Warning: If one optional parameter is entered into the function, all parameters to the left have to be input as well. Indeed, Mind does not accept empty parameters. 

Remarks

• Unlike the Goal Seek process in Excel, the function is directly embedded in the cell which calls the MM_GOALSEEK and is calculated during the model run. 

• Depending on the complexity of the function, the algorithm may fail to find a solution. Changing InitialValue may solve the issue. 

Example 1: Calculation of annuities with Newton or Bissection methods

In cells B5 and C5, the present value is calculated using the Excel function PV(rate,Nper,Pmt). With Pmt equal to -€150.00, the present value is equal to €1407.76.

You wish to have a present value of €1500 and wonder what is the corresponding value of Pmt (leaving aside Rate and Nper). To this end, you can use MM_GOALSEEK function in the cell which contains the input value you want to adjust, in our case Pmt. See the highlighted cell. 

=MM_GOALSEEK(C5, 1500), with C5 the present value with adjustment.

In Excel, as this causes a circular reference, it will return 0 as a default value in the workbook.

Mind, on the other hand, returns -€159.83 after launching a run. In fact, you find the same result using the built-in Excel function PMT. When possible, it is best to either use formulas or existing functions in order to optimize run-time. For more complex calculations, use MM_GOALSEEK. 

Example 2: Stop condition

If you want to solve the equation with a less restrictive criteria, you can use the "Simple" method and the StopCondition parameter. The StopCondition is a less restrictive criteria as you can use inequalities such as ">=0" or ">100". However the algorithm is quite simplistic and a solution will not always be found. If the criterion StopCondition is not met for the current iteration, a new iteration is launched and the value which should be adjusted is then replaced by the value of GoalCell for the previous iteration.

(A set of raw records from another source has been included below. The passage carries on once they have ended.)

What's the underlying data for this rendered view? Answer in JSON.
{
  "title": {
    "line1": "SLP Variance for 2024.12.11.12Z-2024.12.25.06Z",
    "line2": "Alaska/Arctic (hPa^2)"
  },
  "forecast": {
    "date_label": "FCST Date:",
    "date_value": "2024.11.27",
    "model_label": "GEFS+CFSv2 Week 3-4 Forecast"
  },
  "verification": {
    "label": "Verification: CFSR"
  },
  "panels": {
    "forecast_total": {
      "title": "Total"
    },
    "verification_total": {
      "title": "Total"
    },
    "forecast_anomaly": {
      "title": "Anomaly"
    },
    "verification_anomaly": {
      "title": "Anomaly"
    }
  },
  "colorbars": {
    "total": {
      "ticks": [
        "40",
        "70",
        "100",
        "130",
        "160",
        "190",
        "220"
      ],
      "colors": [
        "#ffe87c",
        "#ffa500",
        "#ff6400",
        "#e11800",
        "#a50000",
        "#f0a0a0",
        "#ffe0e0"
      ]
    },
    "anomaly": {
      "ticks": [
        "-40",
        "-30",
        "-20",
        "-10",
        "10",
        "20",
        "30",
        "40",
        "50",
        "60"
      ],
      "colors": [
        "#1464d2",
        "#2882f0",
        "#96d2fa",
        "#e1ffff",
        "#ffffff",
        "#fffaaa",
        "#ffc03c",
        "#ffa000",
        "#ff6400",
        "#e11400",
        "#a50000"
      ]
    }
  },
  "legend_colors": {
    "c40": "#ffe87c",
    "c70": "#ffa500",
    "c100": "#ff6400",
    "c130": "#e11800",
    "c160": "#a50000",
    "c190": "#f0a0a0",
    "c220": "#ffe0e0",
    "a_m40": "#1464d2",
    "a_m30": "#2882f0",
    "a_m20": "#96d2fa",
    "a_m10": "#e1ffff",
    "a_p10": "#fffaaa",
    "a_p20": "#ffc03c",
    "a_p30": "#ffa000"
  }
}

In the following example, the initial value is 100. The stop condition is "<0". The goal is to find x so that f(x) < 0. Mind returns x≈ 0.4234. Let us see in details how Mind calculated the value x.

1) On the first iteration x is equal to the initial value, that is 100. Because log(100)≈4,61, which is positive, a new iteration begins.

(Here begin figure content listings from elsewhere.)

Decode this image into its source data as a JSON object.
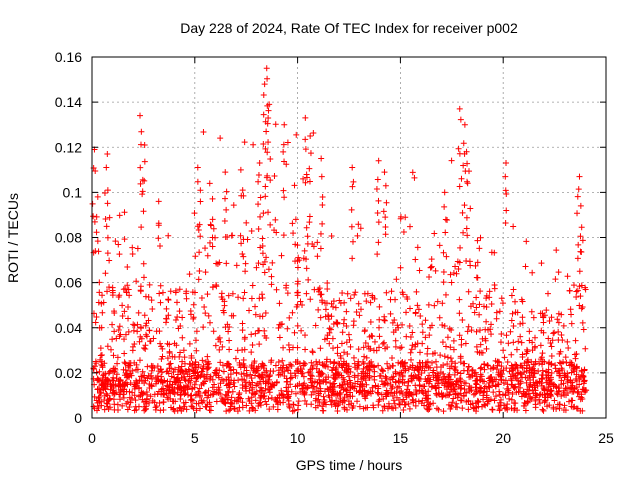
{
  "chart_data": {
    "type": "scatter",
    "title": "Day 228 of 2024, Rate Of TEC Index for receiver p002",
    "xlabel": "GPS time / hours",
    "ylabel": "ROTI / TECUs",
    "xlim": [
      0,
      25
    ],
    "ylim": [
      0,
      0.16
    ],
    "xticks": [
      "0",
      "5",
      "10",
      "15",
      "20",
      "25"
    ],
    "yticks": [
      "0",
      "0.02",
      "0.04",
      "0.06",
      "0.08",
      "0.1",
      "0.12",
      "0.14",
      "0.16"
    ],
    "grid": true,
    "marker": "+",
    "color": "#ff0000",
    "peaks": [
      {
        "x": 0.1,
        "y": 0.119
      },
      {
        "x": 0.3,
        "y": 0.098
      },
      {
        "x": 0.7,
        "y": 0.117
      },
      {
        "x": 0.8,
        "y": 0.101
      },
      {
        "x": 2.4,
        "y": 0.134
      },
      {
        "x": 2.5,
        "y": 0.121
      },
      {
        "x": 3.3,
        "y": 0.096
      },
      {
        "x": 5.2,
        "y": 0.111
      },
      {
        "x": 5.8,
        "y": 0.104
      },
      {
        "x": 6.5,
        "y": 0.109
      },
      {
        "x": 7.3,
        "y": 0.11
      },
      {
        "x": 8.1,
        "y": 0.113
      },
      {
        "x": 8.4,
        "y": 0.148
      },
      {
        "x": 8.5,
        "y": 0.155
      },
      {
        "x": 8.6,
        "y": 0.139
      },
      {
        "x": 9.3,
        "y": 0.13
      },
      {
        "x": 10.4,
        "y": 0.133
      },
      {
        "x": 10.6,
        "y": 0.125
      },
      {
        "x": 11.2,
        "y": 0.115
      },
      {
        "x": 12.7,
        "y": 0.111
      },
      {
        "x": 13.9,
        "y": 0.114
      },
      {
        "x": 14.3,
        "y": 0.109
      },
      {
        "x": 17.2,
        "y": 0.1
      },
      {
        "x": 17.9,
        "y": 0.137
      },
      {
        "x": 18.1,
        "y": 0.13
      },
      {
        "x": 18.2,
        "y": 0.118
      },
      {
        "x": 20.1,
        "y": 0.113
      },
      {
        "x": 23.7,
        "y": 0.107
      },
      {
        "x": 23.8,
        "y": 0.094
      }
    ]
  }
}
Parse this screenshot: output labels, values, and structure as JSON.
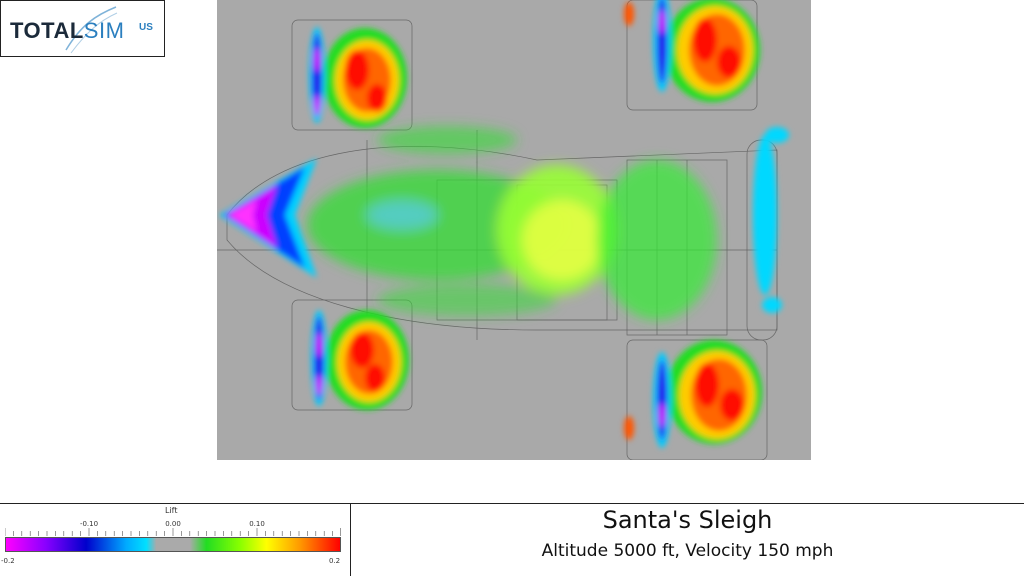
{
  "logo": {
    "total": "TOTAL",
    "sim": "SIM",
    "us": "US"
  },
  "legend": {
    "title": "Lift",
    "ticks": [
      "-0.10",
      "0.00",
      "0.10"
    ],
    "min_label": "-0.2",
    "max_label": "0.2",
    "colors": [
      "#ff00ff",
      "#0000cc",
      "#00e0ff",
      "#aaaaaa",
      "#22dd22",
      "#ffff00",
      "#ff0000"
    ]
  },
  "caption": {
    "title": "Santa's Sleigh",
    "subtitle": "Altitude 5000 ft, Velocity 150 mph"
  }
}
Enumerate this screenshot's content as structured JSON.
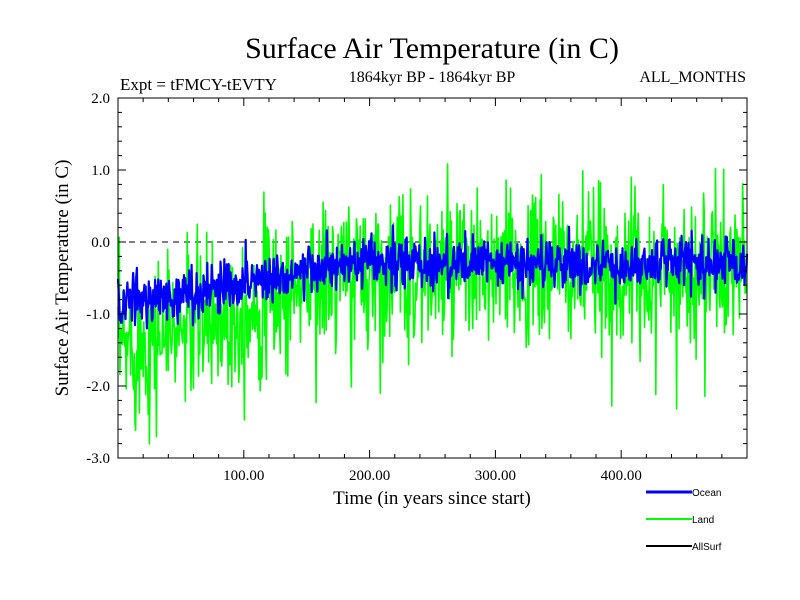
{
  "chart_data": {
    "type": "line",
    "title": "Surface Air Temperature (in C)",
    "subtitle_left": "Expt = tFMCY-tEVTY",
    "subtitle_center": "1864kyr BP - 1864kyr BP",
    "subtitle_right": "ALL_MONTHS",
    "xlabel": "Time (in years since start)",
    "ylabel": "Surface Air Temperature (in C)",
    "xlim": [
      0,
      500
    ],
    "ylim": [
      -3.0,
      2.0
    ],
    "x_ticks": [
      100,
      200,
      300,
      400
    ],
    "x_tick_labels": [
      "100.00",
      "200.00",
      "300.00",
      "400.00"
    ],
    "y_ticks": [
      2.0,
      1.0,
      0.0,
      -1.0,
      -2.0,
      -3.0
    ],
    "y_tick_labels": [
      "2.0",
      "1.0",
      "0.0",
      "-1.0",
      "-2.0",
      "-3.0"
    ],
    "reference_line": 0.0,
    "series": [
      {
        "name": "Ocean",
        "color": "#0000ff",
        "trend_x": [
          0,
          50,
          100,
          150,
          200,
          250,
          300,
          350,
          400,
          450,
          500
        ],
        "trend_y": [
          -0.85,
          -0.75,
          -0.55,
          -0.4,
          -0.3,
          -0.3,
          -0.3,
          -0.3,
          -0.35,
          -0.25,
          -0.3
        ],
        "amplitude": 0.18
      },
      {
        "name": "Land",
        "color": "#00ff00",
        "trend_x": [
          0,
          50,
          100,
          150,
          200,
          250,
          300,
          350,
          400,
          450,
          500
        ],
        "trend_y": [
          -1.5,
          -1.2,
          -0.95,
          -0.55,
          -0.4,
          -0.4,
          -0.45,
          -0.35,
          -0.45,
          -0.4,
          -0.35
        ],
        "amplitude": 0.55
      },
      {
        "name": "AllSurf",
        "color": "#000000",
        "trend_x": [],
        "trend_y": [],
        "amplitude": 0
      }
    ]
  }
}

2) x is now equal to the last calculated value of the function log, that is log(100). Mind calculates log(log(100)) which is approximately 1.52.

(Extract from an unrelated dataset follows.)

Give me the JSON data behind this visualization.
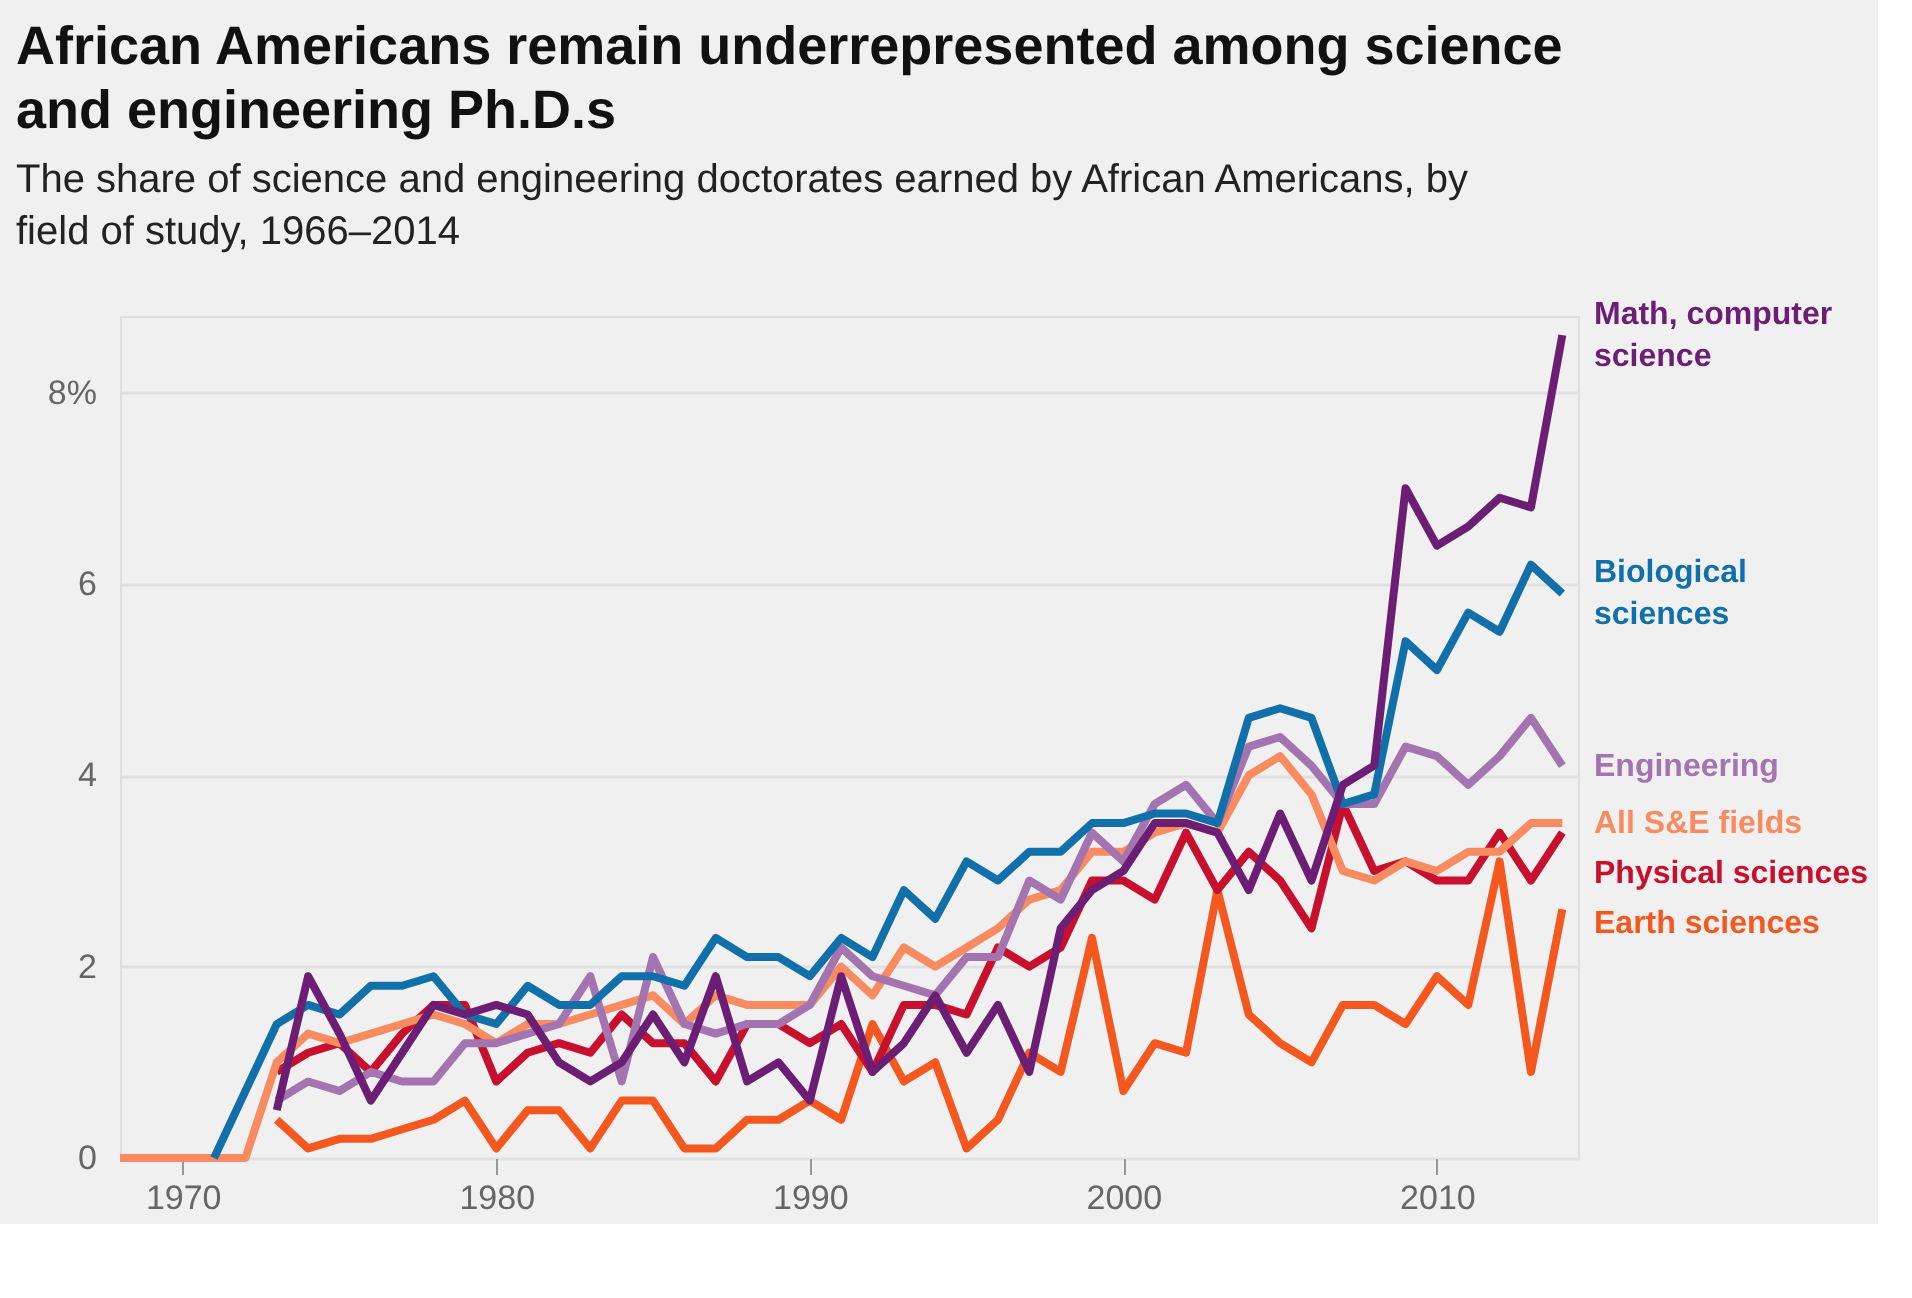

3) x is now equal to the last calculated value of the function log, that is log(log(100)). Mind calculates log³(100) ≈ 0.42.

4) x is now equal to the last calculated value of the function log, that is log³(100). Mind calculates log⁴(100) ≈ -0.85, which is negative. The algorithm stops there and the final value of x is log³(100). It is an approximate solution which depends on the choice of the initial value.

In Mind, the cell with MM_GOALSEEK under column x will directly return the value 0.4234227.